Defendant Kendel Felix gave the videotaped confession in April 2014. In the confession, Felix implicated several family members, but thus far, he is the only person who has been charged for the January 2014 kidnapping and killing of Stark.

Felix has pleaded not guilty to the charges, for which he faces a maximum of 25 years to life in prison if convicted. His lawyer, Jack Goldberg, is expected to argue that the confession was coerced, and that a motorcycle accident six years ago left Felix with a brain injury that made him susceptible to aggressive police questioning.

On Thursday, jurors heard testimony from NYPD Detective Chris Scarry, who was involved in the investigation and present for the videotaped interrogation-confession, which was conducted by Kenneth Taub, Chief of the Homicide Bureau at the Brooklyn District Attorney’s office. On cross-examination, Scarry denied Goldberg’s insinuation that perhaps Felix’s confession contained only details about the murder that police had already told him; or that police may have employed misleading tactics to induce the confession, such as pretending that they didn’t believe Felix had a large role in the crime, and that if he only told them what they wanted to hear then he could go home. Scarry insisted that no trick tactics were used to obtain the confession, and that the confession contained details that Scarry did not previously know – the implication being that Felix’s confession was not merely a repeat of information that police had previously told Felix.

Several times during cross-examination, Goldberg referenced the fact that police had picked up several other Felix family members, in an apparent attempt to deflect attention from the defendant and onto the other perpetrators. These questions raised the ire of prosecutor Howard Jackson; in two separate instances, with the jury out of the courtroom, Jackson protested to this line of questioning by Goldberg.
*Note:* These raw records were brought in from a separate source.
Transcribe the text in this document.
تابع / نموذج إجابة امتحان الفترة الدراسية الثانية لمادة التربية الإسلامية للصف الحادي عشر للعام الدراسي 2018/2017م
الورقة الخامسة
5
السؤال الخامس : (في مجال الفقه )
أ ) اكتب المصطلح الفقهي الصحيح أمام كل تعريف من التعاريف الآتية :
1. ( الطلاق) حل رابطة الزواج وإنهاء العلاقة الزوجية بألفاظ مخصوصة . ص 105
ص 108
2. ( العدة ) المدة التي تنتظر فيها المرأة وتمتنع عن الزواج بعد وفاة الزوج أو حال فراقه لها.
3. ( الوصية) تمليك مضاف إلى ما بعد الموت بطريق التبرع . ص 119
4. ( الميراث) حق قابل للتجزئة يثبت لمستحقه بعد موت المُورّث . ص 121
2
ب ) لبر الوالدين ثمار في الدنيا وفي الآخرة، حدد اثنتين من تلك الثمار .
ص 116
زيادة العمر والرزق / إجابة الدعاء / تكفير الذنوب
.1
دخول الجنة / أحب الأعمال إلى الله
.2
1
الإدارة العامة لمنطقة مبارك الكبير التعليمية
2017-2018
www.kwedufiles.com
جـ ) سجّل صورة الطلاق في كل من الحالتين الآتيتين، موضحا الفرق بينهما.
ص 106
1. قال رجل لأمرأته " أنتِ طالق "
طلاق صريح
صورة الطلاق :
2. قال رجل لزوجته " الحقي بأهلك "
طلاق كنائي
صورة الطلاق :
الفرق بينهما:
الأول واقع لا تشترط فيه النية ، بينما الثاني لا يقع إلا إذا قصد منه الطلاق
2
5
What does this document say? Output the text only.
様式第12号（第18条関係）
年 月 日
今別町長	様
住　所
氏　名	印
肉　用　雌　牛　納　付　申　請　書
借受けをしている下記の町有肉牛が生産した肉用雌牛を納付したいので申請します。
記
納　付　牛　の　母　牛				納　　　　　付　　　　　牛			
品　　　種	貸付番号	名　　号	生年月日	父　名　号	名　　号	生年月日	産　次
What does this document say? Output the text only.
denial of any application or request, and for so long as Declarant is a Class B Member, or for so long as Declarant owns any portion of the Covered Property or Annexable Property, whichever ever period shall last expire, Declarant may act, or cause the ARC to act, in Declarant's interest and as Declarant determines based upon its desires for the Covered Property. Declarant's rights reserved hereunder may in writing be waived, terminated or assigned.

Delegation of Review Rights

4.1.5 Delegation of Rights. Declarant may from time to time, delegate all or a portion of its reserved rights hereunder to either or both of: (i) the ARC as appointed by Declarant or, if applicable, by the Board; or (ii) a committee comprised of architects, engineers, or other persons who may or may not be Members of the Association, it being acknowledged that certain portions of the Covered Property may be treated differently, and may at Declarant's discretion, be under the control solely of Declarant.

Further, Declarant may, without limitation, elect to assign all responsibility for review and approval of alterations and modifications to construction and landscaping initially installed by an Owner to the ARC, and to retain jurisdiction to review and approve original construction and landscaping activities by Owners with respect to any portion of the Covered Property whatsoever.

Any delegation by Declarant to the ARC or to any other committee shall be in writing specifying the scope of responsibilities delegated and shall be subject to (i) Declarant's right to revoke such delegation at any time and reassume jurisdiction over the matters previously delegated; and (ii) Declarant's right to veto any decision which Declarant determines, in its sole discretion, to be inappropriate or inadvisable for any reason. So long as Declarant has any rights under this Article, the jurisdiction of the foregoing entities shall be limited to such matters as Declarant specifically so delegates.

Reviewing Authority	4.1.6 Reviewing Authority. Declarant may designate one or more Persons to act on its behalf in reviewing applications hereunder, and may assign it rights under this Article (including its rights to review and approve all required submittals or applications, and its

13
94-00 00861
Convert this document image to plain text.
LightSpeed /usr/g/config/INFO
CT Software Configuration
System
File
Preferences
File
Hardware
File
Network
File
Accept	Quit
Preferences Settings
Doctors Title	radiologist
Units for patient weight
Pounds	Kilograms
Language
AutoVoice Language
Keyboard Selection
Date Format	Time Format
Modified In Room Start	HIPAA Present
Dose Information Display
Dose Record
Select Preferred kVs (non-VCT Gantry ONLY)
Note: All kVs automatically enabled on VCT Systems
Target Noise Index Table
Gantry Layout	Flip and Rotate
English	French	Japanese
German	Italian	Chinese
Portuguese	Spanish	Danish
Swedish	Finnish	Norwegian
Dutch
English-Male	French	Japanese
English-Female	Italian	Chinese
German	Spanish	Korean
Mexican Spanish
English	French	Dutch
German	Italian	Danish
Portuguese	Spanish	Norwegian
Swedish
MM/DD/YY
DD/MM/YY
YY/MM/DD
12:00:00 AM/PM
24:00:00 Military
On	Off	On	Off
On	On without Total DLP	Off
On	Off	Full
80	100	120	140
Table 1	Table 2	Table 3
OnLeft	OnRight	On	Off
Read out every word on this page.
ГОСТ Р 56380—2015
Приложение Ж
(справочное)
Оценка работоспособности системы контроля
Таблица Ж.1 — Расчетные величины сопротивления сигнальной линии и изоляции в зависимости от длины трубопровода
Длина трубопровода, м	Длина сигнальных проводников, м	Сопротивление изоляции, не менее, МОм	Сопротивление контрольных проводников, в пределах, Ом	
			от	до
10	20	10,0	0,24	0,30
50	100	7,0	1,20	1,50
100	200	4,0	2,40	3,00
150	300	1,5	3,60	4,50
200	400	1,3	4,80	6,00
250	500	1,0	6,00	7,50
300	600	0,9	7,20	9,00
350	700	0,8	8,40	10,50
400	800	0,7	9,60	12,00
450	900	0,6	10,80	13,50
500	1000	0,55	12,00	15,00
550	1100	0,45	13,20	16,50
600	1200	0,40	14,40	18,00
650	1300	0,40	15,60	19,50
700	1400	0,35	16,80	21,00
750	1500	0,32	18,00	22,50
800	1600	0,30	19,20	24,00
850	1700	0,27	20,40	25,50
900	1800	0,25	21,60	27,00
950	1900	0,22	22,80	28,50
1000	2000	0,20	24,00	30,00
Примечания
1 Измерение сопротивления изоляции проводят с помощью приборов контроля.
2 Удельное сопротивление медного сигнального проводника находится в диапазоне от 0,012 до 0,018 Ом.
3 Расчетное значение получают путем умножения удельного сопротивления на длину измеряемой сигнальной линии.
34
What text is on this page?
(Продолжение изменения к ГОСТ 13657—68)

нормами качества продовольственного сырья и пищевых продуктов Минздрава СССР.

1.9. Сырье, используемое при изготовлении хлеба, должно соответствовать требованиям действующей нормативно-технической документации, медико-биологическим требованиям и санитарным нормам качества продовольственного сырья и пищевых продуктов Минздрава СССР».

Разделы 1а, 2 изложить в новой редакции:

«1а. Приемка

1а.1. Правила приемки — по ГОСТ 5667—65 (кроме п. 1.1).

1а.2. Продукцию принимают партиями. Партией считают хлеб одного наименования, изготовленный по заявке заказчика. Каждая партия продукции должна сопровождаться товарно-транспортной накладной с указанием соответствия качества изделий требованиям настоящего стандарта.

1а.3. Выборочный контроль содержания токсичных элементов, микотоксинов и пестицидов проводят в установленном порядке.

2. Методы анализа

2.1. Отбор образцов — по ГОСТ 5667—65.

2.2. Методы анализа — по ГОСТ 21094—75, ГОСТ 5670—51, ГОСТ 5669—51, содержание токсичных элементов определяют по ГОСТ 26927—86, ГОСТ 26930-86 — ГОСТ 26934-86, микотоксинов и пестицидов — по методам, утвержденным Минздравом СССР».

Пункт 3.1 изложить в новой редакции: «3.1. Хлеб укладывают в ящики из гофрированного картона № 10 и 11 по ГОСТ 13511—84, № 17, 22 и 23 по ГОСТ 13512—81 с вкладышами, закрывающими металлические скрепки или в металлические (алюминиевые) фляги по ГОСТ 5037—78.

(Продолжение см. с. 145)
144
Justice Alexander Jeong agreed with Jackson; at one point, he admonished Goldberg, saying that the “arrest of [other possible perpetrators] is not proper to ask” about, and then, after Goldberg persisted with this line of questioning, saying, “You have to stop. Alright, Mr. Goldberg? Seriously!”

At 4:15 p.m., Taub – the fourth witness of the day – took the stand, and the court was finally ready for the playing of the confession videotape, which is perhaps the major piece of the prosecution’s evidence. Just a couple of minutes into the video – which consisted largely of Taub reading Felix his Miranda rights – Justice Jeong ordered the video paused; the volume was too low to hear Felix’s voice properly. Justice Jeong adjourned the proceedings until 10:30 a.m. Friday, when a technician will provide a solution – perhaps loudspeakers – and the video will be played.

A loud groan went up from the packed gallery.